Le peuple fait le dos rond. Il a l'habitude. La parole dominante, c'est comme les intempéries, faut faire avec. Si on le questionne, le peuple, on indiquera seulement son prénom ("Robert - de Trifouilly-sur-Saône"). Le mépris, toujours, est venu d'en haut. Aujourd'hui, il vient des journalistes, des penseurs, des Créateurs.

Mais quoi ? Tu les mets tous dans le même sac ? Ouais et c'est ce qui me navre. J'ouvre ma radio, ma télé, mes journaux, hélas, et je me dis : tiens, les v'la. Et c'est justement parce que je ressens ça, désormais, ce sentiment d'une bande qui cause à ma place et m'intime le silence, que je pense qu'il y a un problème nouveau dans ce pays.
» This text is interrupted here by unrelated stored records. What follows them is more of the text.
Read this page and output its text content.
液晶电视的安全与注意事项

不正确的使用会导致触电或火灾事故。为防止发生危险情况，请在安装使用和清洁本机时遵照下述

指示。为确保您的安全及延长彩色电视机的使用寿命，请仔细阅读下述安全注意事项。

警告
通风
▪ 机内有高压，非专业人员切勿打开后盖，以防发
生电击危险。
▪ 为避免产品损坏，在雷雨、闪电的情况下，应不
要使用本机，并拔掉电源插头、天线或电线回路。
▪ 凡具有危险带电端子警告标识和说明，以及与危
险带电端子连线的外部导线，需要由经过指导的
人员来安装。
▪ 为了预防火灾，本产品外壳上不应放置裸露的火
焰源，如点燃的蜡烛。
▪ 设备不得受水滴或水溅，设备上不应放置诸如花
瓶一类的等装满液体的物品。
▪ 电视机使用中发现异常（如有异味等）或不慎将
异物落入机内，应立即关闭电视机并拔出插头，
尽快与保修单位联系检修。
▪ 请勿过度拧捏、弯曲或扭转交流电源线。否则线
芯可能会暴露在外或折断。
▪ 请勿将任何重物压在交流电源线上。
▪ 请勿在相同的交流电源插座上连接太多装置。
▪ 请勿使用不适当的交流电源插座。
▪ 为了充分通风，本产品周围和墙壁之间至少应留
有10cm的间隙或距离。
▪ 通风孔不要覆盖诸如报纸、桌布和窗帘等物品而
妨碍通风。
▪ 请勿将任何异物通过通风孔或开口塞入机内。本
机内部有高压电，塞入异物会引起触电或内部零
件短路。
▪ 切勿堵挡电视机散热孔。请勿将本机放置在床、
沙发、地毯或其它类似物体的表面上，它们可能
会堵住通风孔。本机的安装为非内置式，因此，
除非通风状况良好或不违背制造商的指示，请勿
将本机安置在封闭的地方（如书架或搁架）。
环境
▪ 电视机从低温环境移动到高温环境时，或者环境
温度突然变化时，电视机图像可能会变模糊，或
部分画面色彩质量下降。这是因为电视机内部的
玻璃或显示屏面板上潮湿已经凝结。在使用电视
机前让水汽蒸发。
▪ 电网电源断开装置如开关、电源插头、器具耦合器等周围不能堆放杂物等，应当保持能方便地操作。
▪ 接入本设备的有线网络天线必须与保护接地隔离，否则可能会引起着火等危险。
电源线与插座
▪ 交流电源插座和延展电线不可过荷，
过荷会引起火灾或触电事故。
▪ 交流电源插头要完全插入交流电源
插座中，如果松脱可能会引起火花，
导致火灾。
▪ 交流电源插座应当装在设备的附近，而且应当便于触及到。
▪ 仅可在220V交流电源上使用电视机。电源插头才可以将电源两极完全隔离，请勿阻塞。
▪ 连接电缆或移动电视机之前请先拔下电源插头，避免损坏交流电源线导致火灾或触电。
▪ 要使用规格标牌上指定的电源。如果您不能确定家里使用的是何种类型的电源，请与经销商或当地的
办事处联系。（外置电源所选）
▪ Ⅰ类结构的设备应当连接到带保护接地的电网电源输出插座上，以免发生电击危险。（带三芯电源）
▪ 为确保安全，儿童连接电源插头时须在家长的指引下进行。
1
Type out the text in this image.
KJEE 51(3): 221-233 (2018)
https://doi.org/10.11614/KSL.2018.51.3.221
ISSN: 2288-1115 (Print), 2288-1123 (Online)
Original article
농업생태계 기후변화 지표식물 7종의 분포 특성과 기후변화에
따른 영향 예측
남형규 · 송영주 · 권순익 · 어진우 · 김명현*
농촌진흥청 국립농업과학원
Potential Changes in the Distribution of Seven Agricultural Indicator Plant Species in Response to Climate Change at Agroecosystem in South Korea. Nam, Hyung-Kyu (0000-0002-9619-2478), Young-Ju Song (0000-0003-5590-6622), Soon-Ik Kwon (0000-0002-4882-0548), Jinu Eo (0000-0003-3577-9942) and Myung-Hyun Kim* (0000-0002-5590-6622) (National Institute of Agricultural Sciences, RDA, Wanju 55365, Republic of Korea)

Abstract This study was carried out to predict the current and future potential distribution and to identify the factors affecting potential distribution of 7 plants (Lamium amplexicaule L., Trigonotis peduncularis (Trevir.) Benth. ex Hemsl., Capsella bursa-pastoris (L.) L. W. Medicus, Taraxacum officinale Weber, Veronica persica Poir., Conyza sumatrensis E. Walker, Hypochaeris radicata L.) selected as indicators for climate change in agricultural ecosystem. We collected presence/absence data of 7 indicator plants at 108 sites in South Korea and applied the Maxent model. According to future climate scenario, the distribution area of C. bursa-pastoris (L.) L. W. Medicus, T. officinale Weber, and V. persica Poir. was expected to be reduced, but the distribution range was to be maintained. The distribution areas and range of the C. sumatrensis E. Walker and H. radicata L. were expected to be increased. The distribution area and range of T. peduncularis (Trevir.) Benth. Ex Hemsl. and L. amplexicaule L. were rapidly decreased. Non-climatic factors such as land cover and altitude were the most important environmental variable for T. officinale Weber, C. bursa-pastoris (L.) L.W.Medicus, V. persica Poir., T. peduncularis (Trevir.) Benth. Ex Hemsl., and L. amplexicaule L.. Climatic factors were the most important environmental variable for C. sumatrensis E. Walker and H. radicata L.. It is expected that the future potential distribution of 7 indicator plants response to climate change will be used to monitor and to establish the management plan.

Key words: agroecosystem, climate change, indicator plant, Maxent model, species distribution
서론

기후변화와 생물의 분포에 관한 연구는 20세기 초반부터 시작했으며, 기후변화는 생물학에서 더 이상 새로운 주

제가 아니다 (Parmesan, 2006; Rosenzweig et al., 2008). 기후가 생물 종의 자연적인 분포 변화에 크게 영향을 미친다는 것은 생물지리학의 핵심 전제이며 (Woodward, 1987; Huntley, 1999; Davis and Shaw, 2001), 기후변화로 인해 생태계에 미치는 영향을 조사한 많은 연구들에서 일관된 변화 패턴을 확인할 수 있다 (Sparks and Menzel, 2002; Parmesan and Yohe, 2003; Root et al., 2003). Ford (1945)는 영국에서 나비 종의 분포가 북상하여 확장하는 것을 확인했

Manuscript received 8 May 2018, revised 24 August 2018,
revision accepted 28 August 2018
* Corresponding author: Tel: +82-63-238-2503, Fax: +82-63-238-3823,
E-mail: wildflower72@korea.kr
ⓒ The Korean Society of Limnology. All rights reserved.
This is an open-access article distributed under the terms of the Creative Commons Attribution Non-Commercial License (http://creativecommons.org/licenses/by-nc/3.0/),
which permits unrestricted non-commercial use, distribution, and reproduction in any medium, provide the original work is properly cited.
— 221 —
Le hasard met sous mes yeux, presque au même moment, les résultats d'une enquête sur les pratiques culturelles des Français. Résultats piteux qui expriment l'échec des politiques culturelles menées depuis une trentaine d'années - et l'échec des professionnels. En gros, depuis les années 80, on a cessé de militer pour l'émancipation par la culture ("Action culturelle : un gros mot !" - entendu sur France-Culture ce samedi…) pour lui préférer "le soutien aux artistes et à la création". Festivals, festivités pointues, mon-style-perso, ce-que-j'ai-à-dire-au-monde, ma-révolte, haut-niveau etc. Tout le pouvoir, tout l'argent aux Créateurs ! Ah, on a bien laissé tomber les illusions (populistes ?) et cette espérance de l'union entre les classes populaires et les artistes et intellectuels. Le résultat est là.

Eh ben, tout le monde s'en fout. Aucun mea culpa, aucun manifeste, aucune pétition…

Certes, les cultureux ne sont pas les seuls responsables. Il n'y a plus de militants, c'est vrai, vu qu'il n'y a plus de société rêvée. On s'est faits à l'idée de l'injustice sociale et culturelle. Et d'ailleurs, il n'y a pas d'absolu du beau et du vrai, tu sais bien… C'est toute la société qui est "en recherche" de sens - comme on dit - c'est-à-dire qu'on ne cherche pas, vu qu'on a compris qu'il n'y a rien à trouver, on n'est pas naïf. Et puis, ne va pas parler d'un élan national vers la culture ! Dans national, il y a nation, hein, si tu voiss'quej'veux dire… Et caetera.

Oui, bien sûr. Et moi je vous suggère un proverbe bamileke : Quand le sage montre la lune, le professionnel de la culture se demande si on aide suffisamment la création, dans ce pays.

Un hasard ; deux sujets ; une seule chronique. D'un côté, l'échec d'une politique qui a oublié d'embarquer le peuple pour construire une société, qui a remplacé les militants par des ambitieux ; d'un autre côté, une tribu de notoires qui s'évasent. Sont-ce les mêmes ? Oui, de plus en plus : les cloisons sont poreuses entre la culture subventionnée, le show-business, les médias et la bourgeoisie. La Grande Bavarde a intégré les petits-enfants de Vilar. Ce qui fait qu'au moment même où ils devraient, au nom du peuple, interpeller le Ministre sur sa politique, ils sont occupés à tirer sur le peuple au nom du Ministre.